Gertrude Himmelfarb 1922-2019

I have for a long time been an admirer of the American historian Gertrude Himmelfarb, who died on December 30, 2019 at the age of 97.

A tribute by David Brooks is found in the Atlantic Magazine here.

“Himmelfarb was a great historian, and reported fairly on all sides, but it was always clear which side her heart was on. She grew up working-class and preferred the prosaic bourgeois values that fueled her family’s rise: work, thrift, temperance, self-discipline, cleanliness, moderation, respect for tradition. These are not aristocratic virtues, such as honor, genius, and heroism, but they are sensible virtues available to everyone. In its original definition, a neoconservative was a leftist who broke with the left when, in the 1960s, its leaders rejected bourgeois values for the counterculture. By this definition, she was a neoconservative.

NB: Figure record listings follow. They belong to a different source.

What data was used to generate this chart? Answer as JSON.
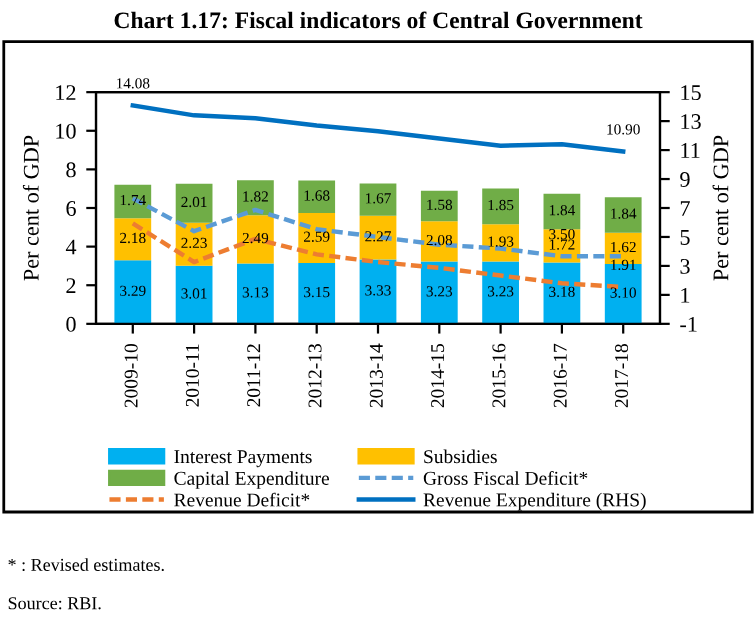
{
  "chart_data": {
    "type": "bar",
    "stacked": true,
    "title": "Chart 1.17: Fiscal indicators of Central Government",
    "categories": [
      "2009-10",
      "2010-11",
      "2011-12",
      "2012-13",
      "2013-14",
      "2014-15",
      "2015-16",
      "2016-17",
      "2017-18"
    ],
    "series": [
      {
        "name": "Interest Payments",
        "color": "#00b0f0",
        "values": [
          3.29,
          3.01,
          3.13,
          3.15,
          3.33,
          3.23,
          3.23,
          3.18,
          3.1
        ],
        "value_labels": [
          "3.29",
          "3.01",
          "3.13",
          "3.15",
          "3.33",
          "3.23",
          "3.23",
          "3.18",
          "3.10"
        ]
      },
      {
        "name": "Subsidies",
        "color": "#ffc000",
        "values": [
          2.18,
          2.23,
          2.49,
          2.59,
          2.27,
          2.08,
          1.93,
          1.72,
          1.62
        ],
        "value_labels": [
          "2.18",
          "2.23",
          "2.49",
          "2.59",
          "2.27",
          "2.08",
          "1.93",
          "1.72",
          "1.62"
        ]
      },
      {
        "name": "Capital Expenditure",
        "color": "#70ad47",
        "values": [
          1.74,
          2.01,
          1.82,
          1.68,
          1.67,
          1.58,
          1.85,
          1.84,
          1.84
        ],
        "value_labels": [
          "1.74",
          "2.01",
          "1.82",
          "1.68",
          "1.67",
          "1.58",
          "1.85",
          "1.84",
          "1.84"
        ]
      },
      {
        "name": "Gross Fiscal Deficit*",
        "type": "line",
        "line_style": "dashed",
        "color": "#5b9bd5",
        "values": [
          6.5,
          4.8,
          5.9,
          4.9,
          4.5,
          4.1,
          3.9,
          3.5,
          3.5
        ],
        "value_labels": [
          null,
          null,
          null,
          null,
          null,
          null,
          null,
          "3.50",
          null
        ]
      },
      {
        "name": "Revenue Deficit*",
        "type": "line",
        "line_style": "dashed",
        "color": "#ed7d31",
        "values": [
          5.2,
          3.2,
          4.4,
          3.6,
          3.2,
          2.9,
          2.5,
          2.1,
          1.91
        ],
        "value_labels": [
          null,
          null,
          null,
          null,
          null,
          null,
          null,
          null,
          "1.91"
        ]
      },
      {
        "name": "Revenue Expenditure (RHS)",
        "type": "line",
        "line_style": "solid",
        "axis": "y2",
        "color": "#0070c0",
        "values": [
          14.08,
          13.4,
          13.2,
          12.7,
          12.3,
          11.8,
          11.3,
          11.4,
          10.9
        ],
        "value_labels": [
          "14.08",
          null,
          null,
          null,
          null,
          null,
          null,
          null,
          "10.90"
        ]
      }
    ],
    "ylabel": "Per cent of GDP",
    "y2label": "Per cent of GDP",
    "ylim": [
      0,
      12
    ],
    "yticks": [
      0,
      2,
      4,
      6,
      8,
      10,
      12
    ],
    "y2lim": [
      -1,
      15
    ],
    "y2ticks": [
      -1,
      1,
      3,
      5,
      7,
      9,
      11,
      13,
      15
    ],
    "legend": "bottom",
    "grid": false,
    "annotations": [
      "* : Revised estimates.",
      "Source: RBI."
    ]
  }
}
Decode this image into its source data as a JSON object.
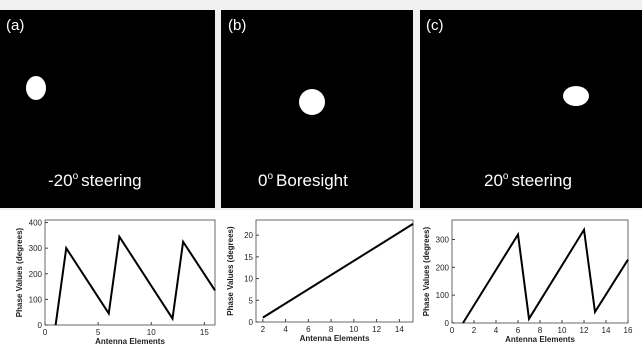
{
  "panels": [
    {
      "tag": "(a)",
      "label_main": "-20",
      "label_sup": "o",
      "label_rest": "steering"
    },
    {
      "tag": "(b)",
      "label_main": "0",
      "label_sup": "o",
      "label_rest": "Boresight"
    },
    {
      "tag": "(c)",
      "label_main": "20",
      "label_sup": "o",
      "label_rest": "steering"
    }
  ],
  "chart_data": [
    {
      "type": "line",
      "xlabel": "Antenna Elements",
      "ylabel": "Phase Values (degrees)",
      "x": [
        1,
        2,
        6,
        7,
        12,
        13,
        16
      ],
      "series": [
        {
          "color": "#000000",
          "values": [
            0,
            300,
            45,
            345,
            25,
            325,
            135
          ]
        }
      ],
      "xlim": [
        0,
        16
      ],
      "xticks": [
        0,
        5,
        10,
        15
      ],
      "ylim": [
        0,
        410
      ],
      "yticks": [
        0,
        100,
        200,
        300,
        400
      ]
    },
    {
      "type": "line",
      "xlabel": "Antenna Elements",
      "ylabel": "Phase Values (degrees)",
      "x": [
        2,
        15.2
      ],
      "series": [
        {
          "color": "#000000",
          "values": [
            1,
            22.6
          ]
        }
      ],
      "xlim": [
        1.4,
        15.2
      ],
      "xticks": [
        2,
        4,
        6,
        8,
        10,
        12,
        14
      ],
      "ylim": [
        0,
        23.5
      ],
      "yticks": [
        0,
        5,
        10,
        15,
        20
      ]
    },
    {
      "type": "line",
      "xlabel": "Antenna Elements",
      "ylabel": "Phase Values (degrees)",
      "x": [
        1,
        6,
        7,
        12,
        13,
        16
      ],
      "series": [
        {
          "color": "#000000",
          "values": [
            0,
            318,
            15,
            335,
            40,
            228
          ]
        }
      ],
      "xlim": [
        0,
        16
      ],
      "xticks": [
        0,
        2,
        4,
        6,
        8,
        10,
        12,
        14,
        16
      ],
      "ylim": [
        0,
        370
      ],
      "yticks": [
        0,
        100,
        200,
        300
      ]
    }
  ]
}
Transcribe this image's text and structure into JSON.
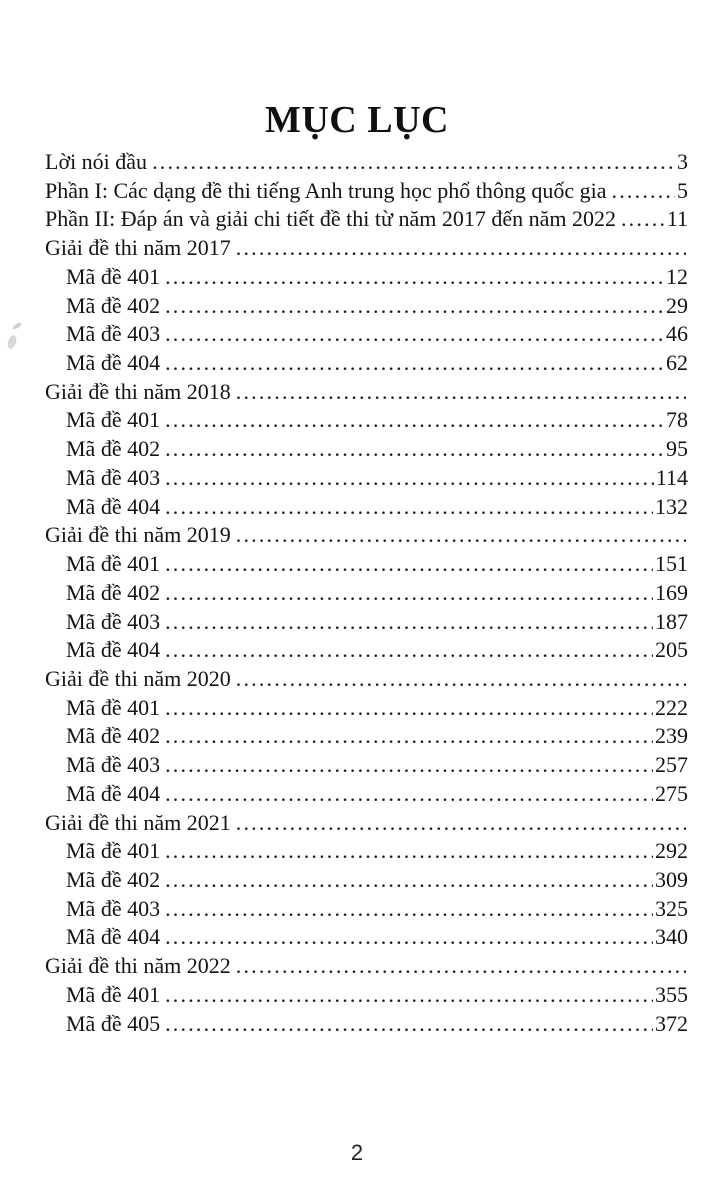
{
  "document": {
    "title": "MỤC LỤC",
    "footer_page_number": "2"
  },
  "toc": {
    "entries": [
      {
        "label": "Lời nói đầu",
        "page": "3",
        "indent": 0
      },
      {
        "label": "Phần I: Các dạng đề thi tiếng Anh trung học phổ thông quốc gia",
        "page": "5",
        "indent": 0
      },
      {
        "label": "Phần II: Đáp án và giải chi tiết đề thi từ năm 2017 đến năm 2022",
        "page": "11",
        "indent": 0
      },
      {
        "label": "Giải đề thi năm 2017",
        "page": "",
        "indent": 0
      },
      {
        "label": "Mã đề 401",
        "page": "12",
        "indent": 1
      },
      {
        "label": "Mã đề 402",
        "page": "29",
        "indent": 1
      },
      {
        "label": "Mã đề 403",
        "page": "46",
        "indent": 1
      },
      {
        "label": "Mã đề 404",
        "page": "62",
        "indent": 1
      },
      {
        "label": "Giải đề thi năm 2018",
        "page": "",
        "indent": 0
      },
      {
        "label": "Mã đề 401",
        "page": "78",
        "indent": 1
      },
      {
        "label": "Mã đề 402",
        "page": "95",
        "indent": 1
      },
      {
        "label": "Mã đề 403",
        "page": "114",
        "indent": 1
      },
      {
        "label": "Mã đề 404",
        "page": "132",
        "indent": 1
      },
      {
        "label": "Giải đề thi năm 2019",
        "page": "",
        "indent": 0
      },
      {
        "label": "Mã đề 401",
        "page": "151",
        "indent": 1
      },
      {
        "label": "Mã đề 402",
        "page": "169",
        "indent": 1
      },
      {
        "label": "Mã đề 403",
        "page": "187",
        "indent": 1
      },
      {
        "label": "Mã đề 404",
        "page": "205",
        "indent": 1
      },
      {
        "label": "Giải đề thi năm 2020",
        "page": "",
        "indent": 0
      },
      {
        "label": "Mã đề 401",
        "page": "222",
        "indent": 1
      },
      {
        "label": "Mã đề 402",
        "page": "239",
        "indent": 1
      },
      {
        "label": "Mã đề 403",
        "page": "257",
        "indent": 1
      },
      {
        "label": "Mã đề 404",
        "page": "275",
        "indent": 1
      },
      {
        "label": "Giải đề thi năm 2021",
        "page": "",
        "indent": 0
      },
      {
        "label": "Mã đề 401",
        "page": "292",
        "indent": 1
      },
      {
        "label": "Mã đề 402",
        "page": "309",
        "indent": 1
      },
      {
        "label": "Mã đề 403",
        "page": "325",
        "indent": 1
      },
      {
        "label": "Mã đề 404",
        "page": "340",
        "indent": 1
      },
      {
        "label": "Giải đề thi năm 2022",
        "page": "",
        "indent": 0
      },
      {
        "label": "Mã đề 401",
        "page": "355",
        "indent": 1
      },
      {
        "label": "Mã đề 405",
        "page": "372",
        "indent": 1
      }
    ]
  },
  "colors": {
    "page_background": "#ffffff",
    "text": "#141414"
  }
}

“Himmelfarb shared the Victorian awareness of sin. She detested the snobbery of cultural elites and narcissism in all its forms. She quoted George Eliot with approval: “We are all of us born in moral stupidity, taking the world as an udder to feed our supreme selves.”

From the eulogy in the New York Times-

“In more than a dozen books and many articles and essays, Ms. Himmelfarb melded scholarship of Victorian Britain with barbed reflection on contemporary affairs. Her subjects ranged from the pitfalls of modern approaches to history and philosophy to the moral relativism she perceived, with dismay, in the public’s attitude about the conduct of President Bill Clinton — his lying about a sexual affair — that led to his impeachment in the 1990s.

“Her cause was to imbue today’s social policies with a Victorian moral sense. Conservative politicians cheered. Newt Gingrich, the Republican speaker of the House, cited her in his book “To Renew America” (1995), writing that the time had “come to re-establish shame as a means of enforcing proper behavior.”